Самое странное, что большой актер всё успевает сразу: и работать, и влюблять в себя. Без этого двойного риска жить на арене, на сцене неинтересно. Прикрытый массой хохочущих зрителей, он ведет свою игру только для нее одной. И это тоже искусство. Но женщина обязательно должна быть незнакомкой, не подставным лицом, не поклонницей. Незнакомкой. Тогда всё, что он умеет, делается как бы впервые.

Так что отвлекайтесь, если это придает вашей игре артистизм.

Он работал для нее в тот вечер «Веревочку». Натянутая, как трос, веревка при этом лежала на арене, но он шел по ней так, что публика вскрикивала, стоило ему пошатнуться. И «Скрипку», чьи струны по одной рвал ему шпрехшталмейстер, прогоняя с арены, а он не уходил, играл на тех, что оставались, а потом победоносно на одной. И эта музыка была искусством. И пирамиды из подшипников, которые он вначале выстраивал по одной, поднимаясь вверх и меняя руки, пока всю не собрал. А потом так же медленно вверх ногами спускался вниз, выбивая одно колесико из-под себя, затем другое. И так — до конца.

Подумаешь. Не развалил, не упал, не дал вздохнуть — так все были заняты им. А я смотрел на девушку, сидящую на той стороне амфитеатра, напротив меня, и с завистью думал: «хоть бы кто полюбил меня так же когда-нибудь», а она любила.
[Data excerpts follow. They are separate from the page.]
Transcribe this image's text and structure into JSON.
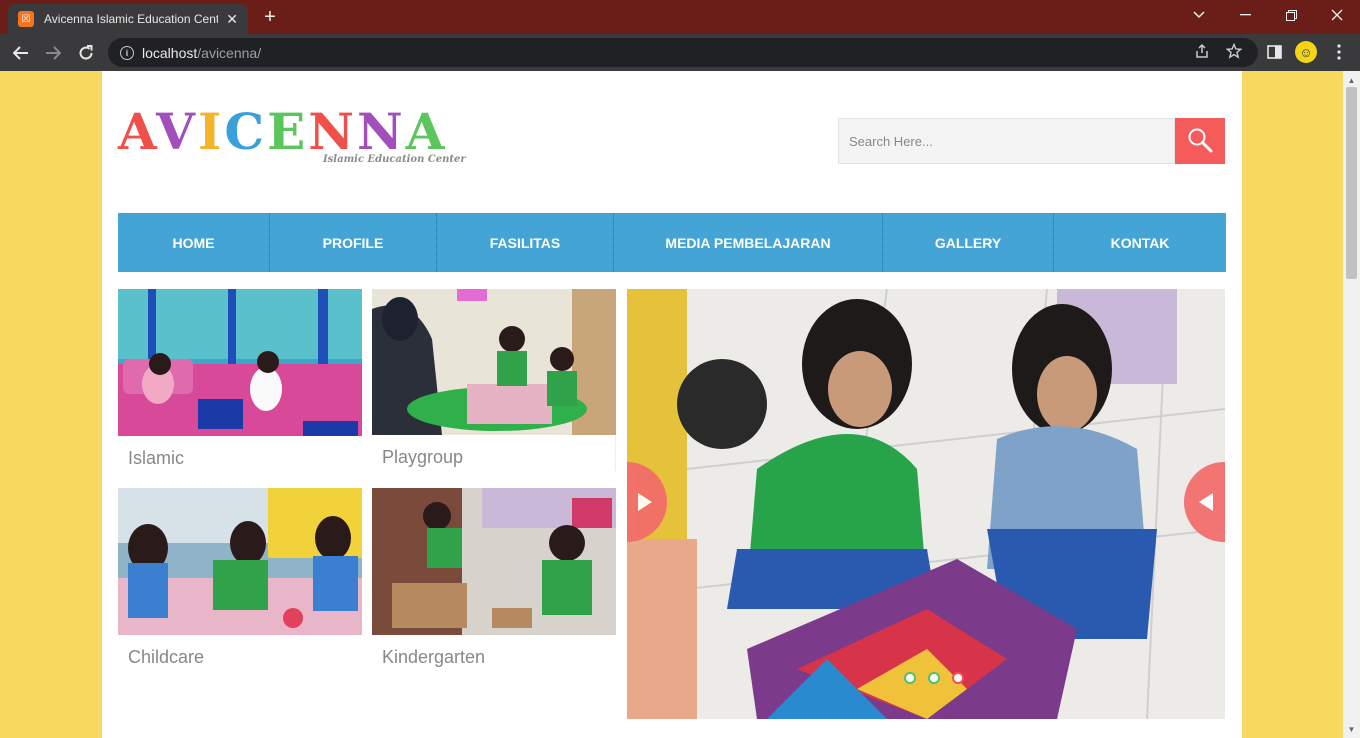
{
  "browser": {
    "tab_title": "Avicenna Islamic Education Center",
    "tab_favicon_glyph": "☒",
    "url_host": "localhost",
    "url_path": "/avicenna/",
    "new_tab_glyph": "+",
    "close_glyph": "✕"
  },
  "site": {
    "logo": {
      "letters": [
        "A",
        "V",
        "I",
        "C",
        "E",
        "N",
        "N",
        "A"
      ],
      "letter_colors": [
        "#f0504a",
        "#a34fbb",
        "#f3b42a",
        "#3aa0d9",
        "#5cc55c",
        "#f0504a",
        "#a34fbb",
        "#5cc55c"
      ],
      "subtitle": "Islamic Education Center"
    },
    "search": {
      "placeholder": "Search Here...",
      "button_icon": "search-icon"
    },
    "menu": [
      {
        "label": "HOME"
      },
      {
        "label": "PROFILE"
      },
      {
        "label": "FASILITAS"
      },
      {
        "label": "MEDIA PEMBELAJARAN"
      },
      {
        "label": "GALLERY"
      },
      {
        "label": "KONTAK"
      }
    ],
    "programs": [
      {
        "label": "Islamic"
      },
      {
        "label": "Playgroup"
      },
      {
        "label": "Childcare"
      },
      {
        "label": "Kindergarten"
      }
    ],
    "slider": {
      "dot_count": 3,
      "active_dot": 3,
      "dot_colors": {
        "inactive": "#4cc36a",
        "active": "#f05050"
      }
    }
  },
  "colors": {
    "page_background": "#f7d95f",
    "menu_blue": "#45a4d6",
    "accent_red": "#f55b5b"
  }
}
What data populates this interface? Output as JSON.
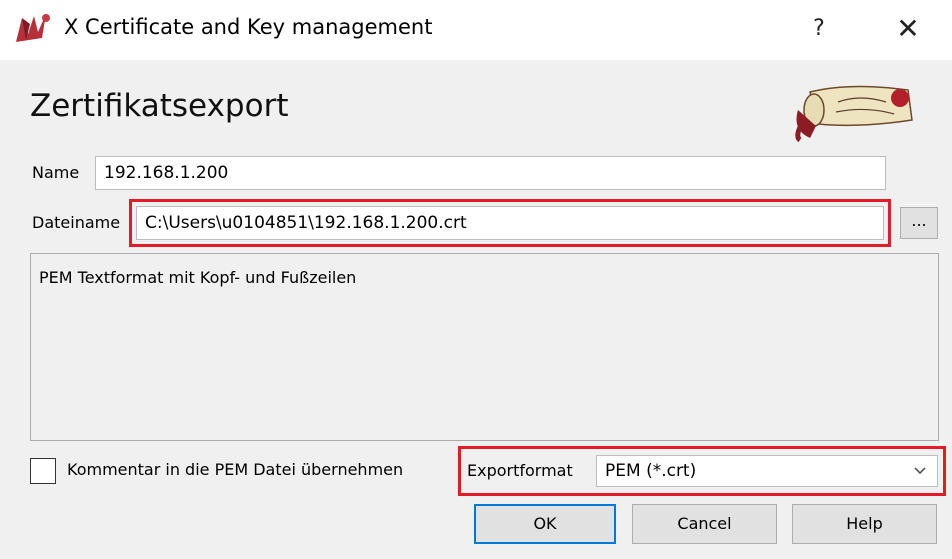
{
  "window": {
    "title": "X Certificate and Key management",
    "help_glyph": "?",
    "close_glyph": "✕"
  },
  "dialog": {
    "heading": "Zertifikatsexport",
    "name_label": "Name",
    "name_value": "192.168.1.200",
    "filename_label": "Dateiname",
    "filename_value": "C:\\Users\\u0104851\\192.168.1.200.crt",
    "browse_label": "...",
    "description": "PEM Textformat mit Kopf- und Fußzeilen",
    "comment_checkbox_label": "Kommentar in die PEM Datei übernehmen",
    "comment_checked": false,
    "exportformat_label": "Exportformat",
    "exportformat_value": "PEM (*.crt)",
    "ok_label": "OK",
    "cancel_label": "Cancel",
    "help_label": "Help"
  },
  "colors": {
    "highlight": "#e11d2a",
    "default_button_border": "#0078d7",
    "background": "#f0f0f0"
  },
  "icons": [
    "app-logo-icon",
    "help-icon",
    "close-icon",
    "chevron-down-icon",
    "xca-logo"
  ]
}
Эта девушка в люстриновом платочке рядом со своим мощным парнем, а Лёня даже не подходил к ней… Стоял рядом с униформистами у входа на арену. Смотрел чей-то номер и редко-редко, застенчиво поглядывал на нее. А она всё время смеялась, когда он смотрел, эта хорошая девушка, и совсем забыла о своем парне. А тот поверить не мог, что так можно кокетничать с клоуном… может быть, ему показалось… с хлипким человечком в трусах на подтяжках.

Но ему не показалось.

Закончилось представление. Артисты раскланялись и ушли. Лёня со всеми. Никто не может знать, куда уходит артист после третьего за день представления. Удачи ему! Зрители тоже ушли. Одна эта, в люстриновом, вставать не хотела.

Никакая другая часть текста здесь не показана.